April 29, 2010
Italy is renowned for its wealth of fruits and vegetables. One such vegetable is Asparagus. The Consorzio Asparago Piacentino has been actively promoting the healthy attributes of this elegant vegetable with the tagline – a Sana Tentazione or a healthy craving.
According to materials from the Consortium, Asparagus are famous for its characteristic as an antidepressant, as an antioxidant and for its high level of fiber. Additionally it has a variety of amino acids that can be considered a diurectic.
In promoting Italian products, consortium countrywide are now referring to the length of the chain between suppliers and consumers. The shorter the better is the idea. Additionally, food producers are once again promoting the idea of eating fruits and vegetables in season and the use of few chemicals.
This asparagus consortium is located in Northern Italy in the province of Lombardy but there are numerous consortium throughout the country. Piacenza is a town that most people associate with salami and other charcuterie products as well as the delicious but not dietic gnoccho fritto.
Whether eating gnoccho fritto with charcuterie or tasting the delicious asparagus from these parts, this lower part of Lombardy has some interesting food and wine traditions.
April 27, 2010
Food is a topic that is on everyone’s mind and these days what is genuine Italian is a hot topic. This evening, three owners of Italian Specialty shops in New York city will share their secrets and talk about smart shopping.
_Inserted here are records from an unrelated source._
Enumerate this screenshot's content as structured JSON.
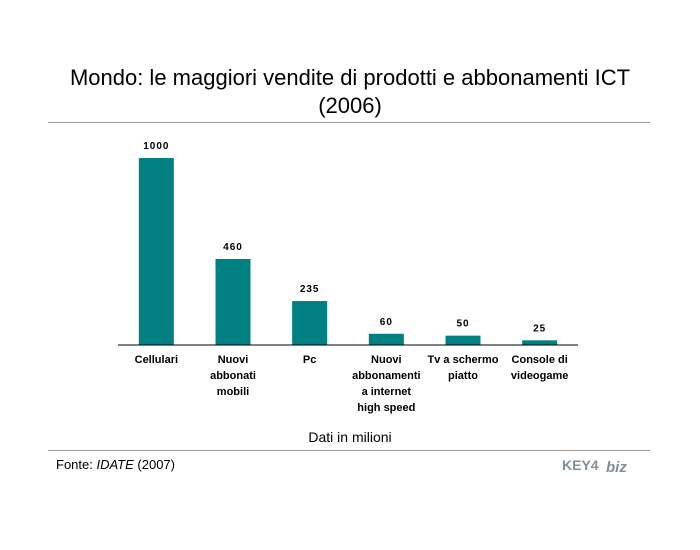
{
  "title": {
    "line1": "Mondo: le maggiori vendite di prodotti e abbonamenti ICT",
    "line2": "(2006)"
  },
  "caption": "Dati in milioni",
  "source": {
    "prefix": "Fonte: ",
    "name": "IDATE",
    "year": " (2007)"
  },
  "logo": {
    "text_left": "KEY4",
    "text_right": "biz"
  },
  "colors": {
    "bar": "#008080",
    "axis": "#000000",
    "rule": "#9a9a9a",
    "logo": "#7f8f9c"
  },
  "chart_data": {
    "type": "bar",
    "categories": [
      [
        "Cellulari"
      ],
      [
        "Nuovi",
        "abbonati",
        "mobili"
      ],
      [
        "Pc"
      ],
      [
        "Nuovi",
        "abbonamenti",
        "a internet",
        "high speed"
      ],
      [
        "Tv a schermo",
        "piatto"
      ],
      [
        "Console di",
        "videogame"
      ]
    ],
    "values": [
      1000,
      460,
      235,
      60,
      50,
      25
    ],
    "value_labels": [
      "1000",
      "460",
      "235",
      "60",
      "50",
      "25"
    ],
    "ylim": [
      0,
      1000
    ],
    "grid": false,
    "legend": "none"
  }
}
The lecture is part of a series of six educational lectures organized by Casa Italiana Zerilli-Marimo’ and the Gruppo Ristoratori Italiani.
The panel includes Lou DiPalo of Dipalo’s Fine Foods whose family originally hails from Basilicata. DiPalo’s family opened its first shop in 1910. Today’s store is much larger than any of its previous incarnations and Lou’s son has opened his own wine shop next door.
The second guest at the lecture will be Louis Coluccio Jr of DColuccio & Sons in Brooklyn. Louis Jr. is very entertaining and passionate about food, especially those that his family has been importing for decades.
The third speak is Antonio Magliulo of Buonitalia in the Chelsea Market. Buonitalia is very well known in New York restaurant circles and many order directly from his wholesale business. There is also a lovely cafe’ within the premises and many consider it to have some of the best espresso in New York. All told, the evening should be exciting with tidbits and new information. I’m looking forward to going.
February 19, 2010
Capers are small green fruits that grow on bushes in the Mediterranean. They are particularly prevalent in Italian cooking in the South and can be used as a condiment or for seasoning. They are quite salty in general and the version from Pantelleria, an island off the coast of Sicily, are particularly salty. Capers tend to grow on rocky coasts.
Capers or Capperi. as they are called in Italian, have a very flavorful aroma. The ones from Pantelleria are a designated product, or an IGP which means Indicazione Geografica Protetta. This special designation is given to products from Italy that are characteristic of the location where they grow. The Capperi from Pantelleria must be conserved under sea salt. Before using them, the salt is usually washed off.
Capers are used in a host of Italian specialities from Neapolitan and Sicilian Pizza to puttanesca sauce and even alone with a bit of oil on pasta. Italy is a nation of “navigatori e marinai” or sailors and every sailboat crew knows to bring capers along for an emergency meal with pasta. Capers are also used with fish and on Pantelleria, they are fried in a dish with potatoes, put into salads and made into a special pasta sauce.
Capers are said to have good nutritional value. They are very low in Cholesterol and are a good source of protein, vitamin A, vitamin E, Niacin, Calcium and Manganese, and a very good source of fiber, vitamin C, vitamin K, Riboflavin, Folate, Iron, Magnesium and Copper. However, they are high in sodium. That said, they are also known to be an aphrodisiac.
February 11, 2010
Bergamotto or Bergamot is a Citrus fruit which is grown in 45 towns in the Province of Reggio Calabria in Calabria. This interesting pear-shaped fruit with a somewhat rough skin is designated a denominazione d’origine protetta product or DOP. Essential oils extracted from this fruit are used in the perfume industry.
The tree is called the Citrus aurantium var. bergamia (also known as C. bergamia), of the Rutaceae family and is also known as the Bergamot orange.
A Bergamot is quite different from an orange or a lemon or other citrus fruits and only grows in this area of Calabria on the coastline. There is a consortium to promote and protect the fruit.
Bergamot oil is used not only in perfumes but also in cooking. It is added to traditional dishes in order to lighten the flavor. Bergamot oil can be used to contrast sweet notes in food such as crustaceans but it can also be used to offset strong flavors in game meats. One of the many uses of Bergamot oil is in sorbet or sorbetto.
Bergamot oil contains hundreds of cemical components and is also used to make cosmetics and soaps. The oils also have antibacterial properties and the product is often used in the pharmaceutical industry as well.
Last but not least, the oil from this versatile fruit is also used in after dinner liquors and in teas and infusions.